Ее доставили рано утром, еще раньше, чем они проснулись, но ни у кого не хватило храбрости распечатать конверты.
Теперь Дуг просмотрел всю корреспонденцию, выбрал три письма, адресованных ему, и распечатал первое. Триш тем временем разбирала покупки.
Дорогой Тим!
Его имя не Тим. Нахмурившись, Дуг продолжил чтение.
Ты пропустил собрание, поэтому хочу изложить детали. Мы приняли резолюцию пятью голосами из девяти при тайном голосовании и решили нанять нового сторожа. Козел Элбин изложил нам слезную историю насчет книжек, и мы пообещали изыскать фонды – главным образом, чтобы он заткнулся, поскольку, честно говоря, есть гораздо более важные вещи, на которые можно потратить деньги. Я бы хотел, чтобы ты написал ему письмо и объяснил, что наш бюджет на нынешний финансовый год исключает возможность новых расходов наряду с теми, что уже запланированы и так далее, в том же духе...
Глаза Дуга скользнули в конец письма. Оно было подписано Уиллардом Янгом, президентом совета школы. Тим – это Тим Уошборн, единственный член совета, который не пришел на собрание.
– Вот сукины дети! – в сердцах выпалил он.
– В чем дело? – тут же отреагировала Триш.
– Они не собираются приобретать мне книги!
– Но ты же говорил...
– Они мне наврали! – Дуг помахал письмом. – Просто не верится!
– Почему же?
Триш прочитала письмо и бросила его на стол.
– Почему тебя это удивляет? Они только и знают, что издеваться над учителями. С чего ты взял, что что-то должно измениться?
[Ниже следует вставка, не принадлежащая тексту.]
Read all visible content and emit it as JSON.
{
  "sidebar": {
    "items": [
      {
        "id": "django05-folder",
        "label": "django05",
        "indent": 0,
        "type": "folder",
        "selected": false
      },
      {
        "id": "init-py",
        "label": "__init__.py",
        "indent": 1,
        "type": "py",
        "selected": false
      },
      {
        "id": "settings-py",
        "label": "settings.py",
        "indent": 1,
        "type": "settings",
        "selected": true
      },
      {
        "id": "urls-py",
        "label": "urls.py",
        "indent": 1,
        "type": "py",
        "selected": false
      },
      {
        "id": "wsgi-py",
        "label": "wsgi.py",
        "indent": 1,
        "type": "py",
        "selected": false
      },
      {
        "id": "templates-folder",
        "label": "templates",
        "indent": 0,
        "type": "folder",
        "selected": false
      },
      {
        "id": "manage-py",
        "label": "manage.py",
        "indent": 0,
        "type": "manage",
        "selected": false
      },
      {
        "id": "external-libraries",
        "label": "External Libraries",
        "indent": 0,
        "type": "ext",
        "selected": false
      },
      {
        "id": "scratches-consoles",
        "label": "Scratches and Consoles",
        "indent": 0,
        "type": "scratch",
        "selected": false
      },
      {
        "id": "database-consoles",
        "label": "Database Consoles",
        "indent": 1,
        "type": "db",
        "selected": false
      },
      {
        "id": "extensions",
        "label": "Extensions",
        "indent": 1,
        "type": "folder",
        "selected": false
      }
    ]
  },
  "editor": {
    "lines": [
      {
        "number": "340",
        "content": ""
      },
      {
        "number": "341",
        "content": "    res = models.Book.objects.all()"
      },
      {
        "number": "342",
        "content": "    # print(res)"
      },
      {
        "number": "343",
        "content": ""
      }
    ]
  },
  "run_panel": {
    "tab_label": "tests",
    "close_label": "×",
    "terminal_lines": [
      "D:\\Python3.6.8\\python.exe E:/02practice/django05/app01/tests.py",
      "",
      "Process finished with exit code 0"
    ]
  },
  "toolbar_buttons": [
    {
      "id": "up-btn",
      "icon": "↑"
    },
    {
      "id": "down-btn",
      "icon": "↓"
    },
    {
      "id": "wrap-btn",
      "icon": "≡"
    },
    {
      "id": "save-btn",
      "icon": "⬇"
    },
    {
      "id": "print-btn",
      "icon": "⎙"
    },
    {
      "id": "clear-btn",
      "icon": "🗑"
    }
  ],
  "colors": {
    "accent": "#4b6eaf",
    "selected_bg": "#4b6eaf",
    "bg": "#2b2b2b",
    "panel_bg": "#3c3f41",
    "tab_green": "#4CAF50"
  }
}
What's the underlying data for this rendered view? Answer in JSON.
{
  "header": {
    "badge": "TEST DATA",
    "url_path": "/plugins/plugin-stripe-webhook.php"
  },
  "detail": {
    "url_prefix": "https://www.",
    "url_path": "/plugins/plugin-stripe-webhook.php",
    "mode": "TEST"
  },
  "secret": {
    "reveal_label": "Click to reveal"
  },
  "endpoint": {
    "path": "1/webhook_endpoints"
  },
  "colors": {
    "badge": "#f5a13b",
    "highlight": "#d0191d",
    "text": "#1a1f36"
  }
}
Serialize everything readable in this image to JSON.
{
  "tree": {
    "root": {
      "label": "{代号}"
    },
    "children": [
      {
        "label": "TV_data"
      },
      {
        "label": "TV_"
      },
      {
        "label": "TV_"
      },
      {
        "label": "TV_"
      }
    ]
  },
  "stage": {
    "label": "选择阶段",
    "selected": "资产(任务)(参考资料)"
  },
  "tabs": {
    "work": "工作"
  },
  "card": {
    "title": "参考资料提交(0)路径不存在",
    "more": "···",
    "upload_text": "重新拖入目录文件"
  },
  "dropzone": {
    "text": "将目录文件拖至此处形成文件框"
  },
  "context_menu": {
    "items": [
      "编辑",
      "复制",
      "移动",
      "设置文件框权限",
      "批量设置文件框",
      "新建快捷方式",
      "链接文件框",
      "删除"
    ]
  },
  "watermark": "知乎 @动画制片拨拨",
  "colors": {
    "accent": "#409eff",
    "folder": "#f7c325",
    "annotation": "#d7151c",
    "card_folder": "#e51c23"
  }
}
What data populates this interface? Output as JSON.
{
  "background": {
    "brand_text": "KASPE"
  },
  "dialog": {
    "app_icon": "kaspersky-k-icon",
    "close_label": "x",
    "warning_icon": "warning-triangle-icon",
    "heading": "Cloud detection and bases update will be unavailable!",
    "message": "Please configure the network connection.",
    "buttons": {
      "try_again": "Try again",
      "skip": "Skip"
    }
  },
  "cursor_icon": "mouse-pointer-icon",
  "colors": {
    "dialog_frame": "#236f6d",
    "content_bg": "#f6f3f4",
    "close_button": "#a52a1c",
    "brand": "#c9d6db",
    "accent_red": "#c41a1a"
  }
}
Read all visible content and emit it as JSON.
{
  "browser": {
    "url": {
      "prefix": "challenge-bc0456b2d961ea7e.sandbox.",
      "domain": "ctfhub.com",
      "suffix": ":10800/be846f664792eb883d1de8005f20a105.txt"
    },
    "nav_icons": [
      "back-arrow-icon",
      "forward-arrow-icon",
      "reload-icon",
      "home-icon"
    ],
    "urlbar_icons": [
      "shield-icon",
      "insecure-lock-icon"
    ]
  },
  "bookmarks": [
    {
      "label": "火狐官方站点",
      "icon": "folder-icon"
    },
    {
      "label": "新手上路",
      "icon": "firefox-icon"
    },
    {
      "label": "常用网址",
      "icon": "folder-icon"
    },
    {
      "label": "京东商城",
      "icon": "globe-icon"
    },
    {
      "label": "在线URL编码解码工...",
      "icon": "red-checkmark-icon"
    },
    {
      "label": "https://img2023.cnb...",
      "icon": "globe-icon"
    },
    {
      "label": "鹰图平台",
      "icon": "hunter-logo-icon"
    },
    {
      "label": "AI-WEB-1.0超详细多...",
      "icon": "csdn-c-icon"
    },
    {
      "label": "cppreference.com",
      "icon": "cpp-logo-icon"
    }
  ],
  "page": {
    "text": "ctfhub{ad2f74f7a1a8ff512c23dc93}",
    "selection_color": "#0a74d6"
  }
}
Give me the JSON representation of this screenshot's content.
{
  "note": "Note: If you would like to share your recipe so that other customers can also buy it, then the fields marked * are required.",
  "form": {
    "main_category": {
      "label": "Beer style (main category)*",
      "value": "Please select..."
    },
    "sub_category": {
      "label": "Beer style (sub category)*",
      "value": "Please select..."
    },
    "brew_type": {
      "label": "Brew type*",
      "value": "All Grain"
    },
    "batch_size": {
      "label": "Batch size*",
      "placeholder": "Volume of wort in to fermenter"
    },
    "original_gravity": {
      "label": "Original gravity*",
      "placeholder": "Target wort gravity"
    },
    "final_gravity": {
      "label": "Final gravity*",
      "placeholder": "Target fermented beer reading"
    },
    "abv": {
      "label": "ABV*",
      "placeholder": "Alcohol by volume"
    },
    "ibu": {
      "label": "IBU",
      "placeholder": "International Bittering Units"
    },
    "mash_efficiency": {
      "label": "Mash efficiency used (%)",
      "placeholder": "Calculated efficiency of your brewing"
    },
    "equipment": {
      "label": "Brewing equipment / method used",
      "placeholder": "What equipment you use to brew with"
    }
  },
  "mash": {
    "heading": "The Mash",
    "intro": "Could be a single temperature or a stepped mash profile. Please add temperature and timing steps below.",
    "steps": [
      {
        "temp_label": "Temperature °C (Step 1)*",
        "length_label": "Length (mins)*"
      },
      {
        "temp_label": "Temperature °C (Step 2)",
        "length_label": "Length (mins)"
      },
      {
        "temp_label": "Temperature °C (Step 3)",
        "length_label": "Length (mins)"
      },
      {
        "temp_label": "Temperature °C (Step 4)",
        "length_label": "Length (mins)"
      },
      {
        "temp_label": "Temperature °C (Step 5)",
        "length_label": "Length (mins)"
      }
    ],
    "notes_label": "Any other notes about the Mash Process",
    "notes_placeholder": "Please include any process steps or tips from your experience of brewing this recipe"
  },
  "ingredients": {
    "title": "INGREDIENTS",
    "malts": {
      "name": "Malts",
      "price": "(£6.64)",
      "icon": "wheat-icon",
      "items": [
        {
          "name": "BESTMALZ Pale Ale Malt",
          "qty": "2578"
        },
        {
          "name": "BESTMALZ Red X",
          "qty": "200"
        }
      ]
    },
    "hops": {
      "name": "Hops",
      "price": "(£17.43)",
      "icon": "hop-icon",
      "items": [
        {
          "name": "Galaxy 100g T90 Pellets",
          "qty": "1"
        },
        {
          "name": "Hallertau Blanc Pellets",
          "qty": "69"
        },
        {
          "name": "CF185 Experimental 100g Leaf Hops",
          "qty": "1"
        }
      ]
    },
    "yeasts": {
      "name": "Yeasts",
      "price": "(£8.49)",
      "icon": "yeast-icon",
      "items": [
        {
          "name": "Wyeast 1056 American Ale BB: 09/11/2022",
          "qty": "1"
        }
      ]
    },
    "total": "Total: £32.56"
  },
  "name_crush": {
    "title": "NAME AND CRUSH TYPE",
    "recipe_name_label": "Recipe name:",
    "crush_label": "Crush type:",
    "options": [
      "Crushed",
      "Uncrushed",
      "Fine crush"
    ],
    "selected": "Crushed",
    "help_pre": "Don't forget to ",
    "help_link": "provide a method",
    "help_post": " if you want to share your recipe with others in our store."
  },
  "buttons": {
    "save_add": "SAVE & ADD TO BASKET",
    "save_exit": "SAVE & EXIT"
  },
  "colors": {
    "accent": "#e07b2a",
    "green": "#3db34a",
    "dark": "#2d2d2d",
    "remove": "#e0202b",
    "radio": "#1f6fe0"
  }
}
Дуг распечатал второе письмо. Как и ожидалось, в нем содержалось официальное извещение совета, что, к сожалению, бюджет этого года не позволяет закупить требуемое количество экземпляров «Гекльберри Финна».
Порвав письмо в мелкие клочки. Дуг открыл дверцу шкафа под мойкой и вышвырнул их в мусорное ведро.
Трития собралась снова заняться продуктами, но он взял письмо, адресованное ей, и предложил прочитать.
– Прямо сейчас?
– У меня появилась теория.
Трития взяла конверт, аккуратно вскрыла его и прочитала небольшую записку. Нет, этого не может быть! Она перечитала заново.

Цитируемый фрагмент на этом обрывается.